Opioids are certainly good at suppressing pain, but that effect is highly addictive. While the U.S. may be the “epicenter” of the opioid crisis, it’s hardly exclusive to North America. Opioids are a worsening public health issue in numerous countries including Sweden, Australia, and the United Kingdom.
Meanwhile, medical cannabis is now legal in most U.S. states and domestic patients are increasingly experimenting with cannabis in place of opioids to control pain. To research this topic further, study authors conducted a detailed survey of medical cannabis users shortly after its medical use was legalized in their home state.
A total of 2,183 participants took part in the survey. Each person was dealing with a variety of conditions such as anxiety disorders, depression, insomnia, post-traumatic stress disorder (PTSD), and chronic pain. Most were using medical cannabis on a daily basis.
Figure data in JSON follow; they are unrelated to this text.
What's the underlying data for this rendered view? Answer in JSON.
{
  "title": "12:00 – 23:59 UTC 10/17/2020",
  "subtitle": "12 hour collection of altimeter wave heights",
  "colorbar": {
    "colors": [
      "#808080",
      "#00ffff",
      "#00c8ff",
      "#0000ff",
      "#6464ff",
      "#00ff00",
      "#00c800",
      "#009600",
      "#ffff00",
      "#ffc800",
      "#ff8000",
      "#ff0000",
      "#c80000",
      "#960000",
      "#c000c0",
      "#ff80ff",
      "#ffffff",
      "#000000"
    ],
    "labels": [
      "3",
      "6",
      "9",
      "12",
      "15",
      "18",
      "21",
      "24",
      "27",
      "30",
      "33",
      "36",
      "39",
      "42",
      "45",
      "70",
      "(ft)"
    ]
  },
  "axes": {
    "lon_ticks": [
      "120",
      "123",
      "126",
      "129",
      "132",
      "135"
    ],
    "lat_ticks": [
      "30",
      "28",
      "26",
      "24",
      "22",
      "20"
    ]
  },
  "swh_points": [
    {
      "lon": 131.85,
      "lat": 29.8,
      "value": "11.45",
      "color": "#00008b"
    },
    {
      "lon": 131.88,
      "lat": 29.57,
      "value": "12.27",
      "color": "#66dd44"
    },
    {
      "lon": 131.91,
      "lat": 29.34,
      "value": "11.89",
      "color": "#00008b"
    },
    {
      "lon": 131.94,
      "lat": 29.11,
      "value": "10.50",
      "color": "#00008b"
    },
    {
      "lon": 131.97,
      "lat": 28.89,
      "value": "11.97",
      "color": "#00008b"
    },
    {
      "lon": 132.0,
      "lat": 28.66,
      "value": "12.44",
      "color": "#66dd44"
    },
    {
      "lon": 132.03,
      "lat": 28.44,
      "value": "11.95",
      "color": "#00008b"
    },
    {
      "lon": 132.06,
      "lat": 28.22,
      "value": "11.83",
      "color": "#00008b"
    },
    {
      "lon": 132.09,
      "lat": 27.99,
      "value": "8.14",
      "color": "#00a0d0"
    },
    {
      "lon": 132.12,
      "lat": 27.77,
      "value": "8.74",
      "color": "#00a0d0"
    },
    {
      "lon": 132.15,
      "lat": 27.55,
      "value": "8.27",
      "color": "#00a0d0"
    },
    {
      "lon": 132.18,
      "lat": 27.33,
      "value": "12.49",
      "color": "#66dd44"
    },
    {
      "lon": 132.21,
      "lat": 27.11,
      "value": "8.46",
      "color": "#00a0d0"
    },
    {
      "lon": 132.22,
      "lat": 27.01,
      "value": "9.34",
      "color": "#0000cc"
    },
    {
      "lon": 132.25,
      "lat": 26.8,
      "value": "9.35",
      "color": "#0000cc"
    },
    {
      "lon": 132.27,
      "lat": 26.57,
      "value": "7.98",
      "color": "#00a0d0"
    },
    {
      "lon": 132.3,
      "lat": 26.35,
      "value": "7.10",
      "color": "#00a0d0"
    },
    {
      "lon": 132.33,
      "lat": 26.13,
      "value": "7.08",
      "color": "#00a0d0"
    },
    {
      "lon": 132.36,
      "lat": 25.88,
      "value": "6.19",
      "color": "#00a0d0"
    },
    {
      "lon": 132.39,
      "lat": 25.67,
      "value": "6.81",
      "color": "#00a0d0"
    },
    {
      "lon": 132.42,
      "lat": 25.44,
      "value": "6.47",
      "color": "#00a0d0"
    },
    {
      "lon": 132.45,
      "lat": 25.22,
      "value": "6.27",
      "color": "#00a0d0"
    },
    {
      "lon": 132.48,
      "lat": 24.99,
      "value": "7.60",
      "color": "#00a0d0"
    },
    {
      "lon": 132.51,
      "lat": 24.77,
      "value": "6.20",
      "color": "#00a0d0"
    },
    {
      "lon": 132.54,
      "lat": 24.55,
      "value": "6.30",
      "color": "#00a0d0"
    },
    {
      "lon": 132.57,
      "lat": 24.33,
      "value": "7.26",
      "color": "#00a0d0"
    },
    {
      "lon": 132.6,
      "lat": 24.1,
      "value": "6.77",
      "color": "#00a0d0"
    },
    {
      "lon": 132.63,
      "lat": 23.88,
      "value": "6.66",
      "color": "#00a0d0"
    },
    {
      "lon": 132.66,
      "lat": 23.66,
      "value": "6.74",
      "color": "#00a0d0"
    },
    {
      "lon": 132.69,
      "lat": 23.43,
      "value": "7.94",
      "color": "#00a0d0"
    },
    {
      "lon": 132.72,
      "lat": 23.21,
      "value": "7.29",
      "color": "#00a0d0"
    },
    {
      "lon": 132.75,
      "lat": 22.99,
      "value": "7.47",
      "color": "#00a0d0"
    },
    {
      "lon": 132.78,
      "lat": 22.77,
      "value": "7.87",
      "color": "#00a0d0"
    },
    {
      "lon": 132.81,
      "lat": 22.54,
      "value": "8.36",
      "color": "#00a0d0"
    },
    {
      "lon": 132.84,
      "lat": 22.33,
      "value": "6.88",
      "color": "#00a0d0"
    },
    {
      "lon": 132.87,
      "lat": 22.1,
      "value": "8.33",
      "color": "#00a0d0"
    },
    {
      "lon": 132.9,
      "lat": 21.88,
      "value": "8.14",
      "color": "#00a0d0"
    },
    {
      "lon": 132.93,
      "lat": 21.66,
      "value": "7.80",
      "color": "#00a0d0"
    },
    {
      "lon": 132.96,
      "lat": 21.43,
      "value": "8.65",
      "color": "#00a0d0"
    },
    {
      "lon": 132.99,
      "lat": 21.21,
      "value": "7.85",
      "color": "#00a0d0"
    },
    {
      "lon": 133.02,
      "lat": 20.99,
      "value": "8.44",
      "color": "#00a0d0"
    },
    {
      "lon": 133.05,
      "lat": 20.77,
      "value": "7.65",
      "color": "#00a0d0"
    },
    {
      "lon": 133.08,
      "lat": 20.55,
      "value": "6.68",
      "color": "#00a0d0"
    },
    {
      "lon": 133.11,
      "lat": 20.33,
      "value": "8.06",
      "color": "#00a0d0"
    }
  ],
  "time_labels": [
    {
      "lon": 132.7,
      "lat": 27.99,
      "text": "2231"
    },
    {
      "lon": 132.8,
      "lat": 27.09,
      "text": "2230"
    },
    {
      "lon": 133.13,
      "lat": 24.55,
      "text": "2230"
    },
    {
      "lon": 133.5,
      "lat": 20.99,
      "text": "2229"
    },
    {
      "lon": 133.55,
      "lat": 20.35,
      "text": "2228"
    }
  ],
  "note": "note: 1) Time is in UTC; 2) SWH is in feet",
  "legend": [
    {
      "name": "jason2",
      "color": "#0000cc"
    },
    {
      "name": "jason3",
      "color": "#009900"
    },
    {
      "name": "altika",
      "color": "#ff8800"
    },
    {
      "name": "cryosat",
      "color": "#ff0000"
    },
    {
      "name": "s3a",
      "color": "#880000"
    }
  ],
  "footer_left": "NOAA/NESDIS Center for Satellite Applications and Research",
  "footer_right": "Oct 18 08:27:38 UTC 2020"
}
9 in 10 had a positive experience with medical marijuana
Survey responses revealed most patients (90.6%) found medical cannabis to be very or extremely helpful in treating their medical condition. A similar percentage (88.7%) said it was very or extremely important to their quality of life. Additionally, pain levels improved among 85.9 percent of the participants, while 84 percent said their health issues weren’t interfering with their normal social activities as much as before. More than half added that physical activities, like housework or running, became easier to handle than they had been previously.
Notably, 68.7 percent noted dealing with at least one side-effect, the most common being drowsiness, increased appetite, or dry mouth. Over half (61%) had been taking opioids before receiving a prescription for medical cannabis, with most of these individuals (70.5%) taking them for at least two years.
Four in five (79%) of those who had been taking opioids were able to successfully stop the habit or at least reduce their use. The number of people taking hydrocodone with acetaminophen (paracetamol) and oxycodone with acetaminophen — the two most commonly used opioids in the study — declined five-fold. More than one in 10 (11.47%) reported improved functioning in daily life.
“A large number of people feel the need to take opioid pain medication,” says researcher Carolyn Pritchett, a neuroscientist and biological psychologist, in a media release. “If there’s the option to instead use a medicine with less harmful side-effects, including a lower risk of overdose and death, then it should perhaps be considered. But more research, including studies that follow patients over time, is needed before substituting opioid painkillers for medical cannabis becomes commonplace.”
“Like any other medicine with side-effects, patients should be regularly monitored and assessed for adverse events, abuse disorder and other issues,” Dr. Pritchett concludes.
The report notes that two study authors have financial or business links to a medical cannabis company. One limitation to the study was the use of self-selected participants. The patients also completed surveys after-the-fact and may have been subject to recall bias.
The study is published in the journal Substance Use and Misuse.